Her handlers say that over the last two months she has been trying to live like any 20-year-old — albeit one who has grossed $40 million to $50 million a year for the last four years. She has been doing yoga and going shopping. She is not hanging at the mall but at the spring fashion shows in Manhattan and Milan. (In Italy, Ms. Spears selected several Versace outfits and received the usual treatment accorded big celebrity guests: the designer paid.)
Ms. Versace — who also restyled Baby Spice and Chelsea Clinton — invited the singer to spend five days as a guest of the Versaces at their villa on Lake Como. She is not confused about the need for change, Ms. Versace said. "She's very, very sane."
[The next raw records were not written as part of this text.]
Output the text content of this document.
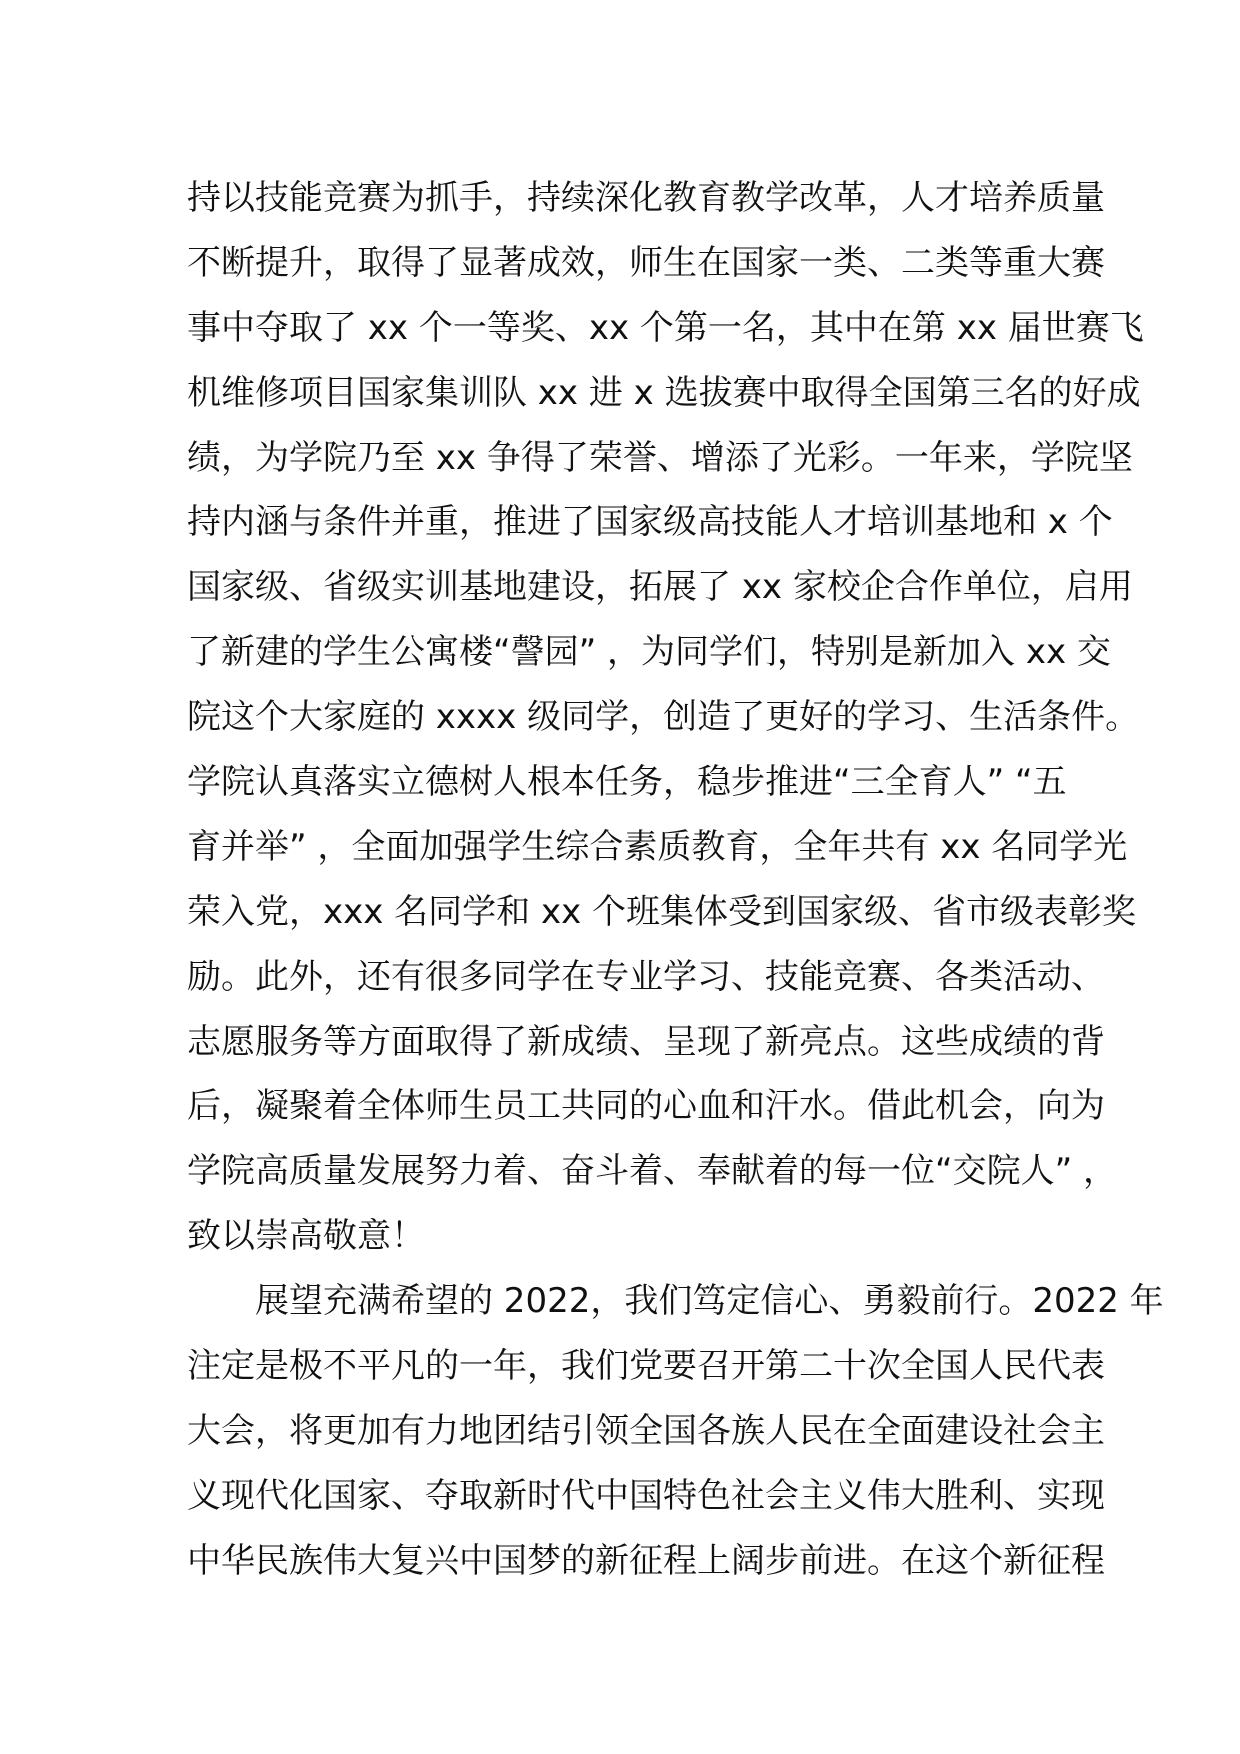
持以技能竞赛为抓手，持续深化教育教学改革，人才培养质量
不断提升，取得了显著成效，师生在国家一类、二类等重大赛
事中夺取了 xx 个一等奖、xx 个第一名，其中在第 xx 届世赛飞
机维修项目国家集训队 xx 进 x 选拔赛中取得全国第三名的好成
绩，为学院乃至 xx 争得了荣誉、增添了光彩。一年来，学院坚
持内涵与条件并重，推进了国家级高技能人才培训基地和 x 个
国家级、省级实训基地建设，拓展了 xx 家校企合作单位，启用
了新建的学生公寓楼“謦园” ，为同学们，特别是新加入 xx 交
院这个大家庭的 xxxx 级同学，创造了更好的学习、生活条件。
学院认真落实立德树人根本任务，稳步推进“三全育人” “五
育并举” ，全面加强学生综合素质教育，全年共有 xx 名同学光
荣入党，xxx 名同学和 xx 个班集体受到国家级、省市级表彰奖
励。此外，还有很多同学在专业学习、技能竞赛、各类活动、
志愿服务等方面取得了新成绩、呈现了新亮点。这些成绩的背
后，凝聚着全体师生员工共同的心血和汗水。借此机会，向为
学院高质量发展努力着、奋斗着、奉献着的每一位“交院人” ，
致以崇高敬意！
　　展望充满希望的 2022，我们笃定信心、勇毅前行。2022 年
注定是极不平凡的一年，我们党要召开第二十次全国人民代表
大会，将更加有力地团结引领全国各族人民在全面建设社会主
义现代化国家、夺取新时代中国特色社会主义伟大胜利、实现
中华民族伟大复兴中国梦的新征程上阔步前进。在这个新征程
Next week, Ms. Spears will return to the recording studio in Los Angeles, "looking at new ideas," Mr. Rudolph said. "She knows she will be changing."
There are no set plans for the next album, but Mr. Rudolph said Ms. Spears might take a more overtly sexual approach, echoing songs on her recent album, like "I'm a Slave 4 U" and "Boys."
Her break was probably well-timed, said James Harris III, the producer known as Jimmy Jam, who has worked with Ms. Carey and Janet Jackson. "The thing I found is an artist has to have a chance to live life. As we saw with Mariah, if you don't shut down it gets the better of you." To be sure, pop culture history is thick with the stories of teenage stars who aimed for longevity but saw their high-flying careers evaporate.
Consider a pop princess of the 1980's, Debbie Gibson, who continues to record albums although she has not had a big hit in more than a decade. She now performs as the more grown-up-sounding Deborah, an acclaimed musical theater actress. Ms. Gibson said she knows Ms. Spears and believes her challenge is to decide how sexual she wants to appear on stage.